DUNYASHA. That's a guitar, not a mandoline.

[Looks at herself in a little mirror and powders herself.]

EPIKHODOV. For the enamoured madman, this is a mandoline. [Sings]

'Oh that the heart was warmed,

By all the flames of love returned!'

YASHA sings too.

CHARLOTTA. These people sing terribly. . . . Foo! Like jackals.

DUNYASHA. [To YASHA] Still, it must be nice to live abroad.

YASHA. Yes, certainly. I cannot differ from you there. [Yawns and lights a cigar.]

EPIKHODOV. That is perfectly natural. Abroad everything is in full complexity.

YASHA. That goes without saying.

EPIKHODOV. I'm an educated man, I read various remarkable books, but I cannot understand the direction I myself want to go--whether to live or to shoot myself, as it were. So, in case, I always carry a revolver about with me. Here it is. [Shows a revolver.]

CHARLOTTA. I've done. Now I'll go. [Slings the rifle] You, Epikhodov, are a very clever man and very terrible; women must be madly in love with you. Brrr!! [Going] These wise ones are all so stupid. I've nobody to talk to. I'm always alone, alone; I've nobody at all . . . and I don't know who I am or why I live. [Exit slowly.]

EPIKHODOV. As a matter of fact, independently of everything else, I must express my feeling, among other things, that fate has been as pitiless in her dealings with me as a storm is to a small ship. Suppose, let us grant, I am wrong; then why did I wake up this morning, to give an example, and behold an enormous spider on my chest, like that. [Shows with both hands] And if I do drink some kvass, why is it that there is bound to be something of the most indelicate nature in it, such as a beetle? [Pause] Have you read Buckle? [Pause] I should like to trouble you, Avdotya Fedorovna, for two words.

DUNYASHA. Say on.

EPIKHODOV. I should prefer to be alone with you. [Sighs.]

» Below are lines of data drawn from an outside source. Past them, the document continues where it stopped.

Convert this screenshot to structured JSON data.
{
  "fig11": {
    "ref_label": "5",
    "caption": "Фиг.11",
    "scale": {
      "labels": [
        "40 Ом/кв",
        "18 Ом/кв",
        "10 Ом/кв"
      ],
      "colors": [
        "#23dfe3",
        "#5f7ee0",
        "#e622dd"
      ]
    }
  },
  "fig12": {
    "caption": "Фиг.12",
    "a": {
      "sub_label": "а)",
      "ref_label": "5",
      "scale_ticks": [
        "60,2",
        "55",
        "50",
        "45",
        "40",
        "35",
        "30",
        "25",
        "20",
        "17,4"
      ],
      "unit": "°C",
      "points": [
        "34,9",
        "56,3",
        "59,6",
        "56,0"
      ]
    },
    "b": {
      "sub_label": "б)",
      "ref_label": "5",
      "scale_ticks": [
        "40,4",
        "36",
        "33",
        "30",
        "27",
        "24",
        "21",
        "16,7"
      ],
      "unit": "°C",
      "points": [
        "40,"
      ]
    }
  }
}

DUNYASHA. [Shy] Very well, only first bring me my little cloak. . . . It's by the cupboard. It's a little damp here.

EPIKHODOV. Very well ... I'll bring it. . . . Now I know what to do with my revolver. [Takes guitar and exits, strumming.]

YASHA. Two-and-twenty troubles! A silly man, between you and me and the gatepost. [Yawns.]

DUNYASHA. I hope to goodness he won't shoot himself. [Pause] I'm so nervous, I'm worried. I went into service when I was quite a little girl, and now I'm not used to common life, and my hands are white, white as a lady's. I'm so tender and so delicate now; respectable and afraid of everything. . . . I'm so frightened. And I don't know what will happen to my nerves if you deceive me, Yasha.

YASHA. [Kisses her] Little cucumber! Of course, every girl must respect herself; there's nothing I dislike more than a badly behaved girl.

DUNYASHA. I'm awfully in love with you; you're educated, you can talk about everything. [Pause.]

YASHA. [Yawns] Yes. I think this: if a girl loves anybody, then that means she's immoral. [Pause] It's nice to smoke a cigar out in the open air. . . . [Listens] Somebody's coming. It's the mistress, and people with her. [DUNYASHA embraces him suddenly] Go to the house, as if you'd been bathing in the river; go by this path, or they'll meet you and will think I've been meeting you. I can't stand that sort of thing.

DUNYASHA. [Coughs quietly] My head's aching because of your cigar.

Exit. YASHA remains, sitting by the shrine. Enter LUBOV ANDREYEVNA, GAEV, and LOPAKHIN.

LOPAKHIN. You must make up your mind definitely--there's no time to waste. The question is perfectly plain. Are you willing to let the land for villas or no? Just one word, yes or no? Just one word!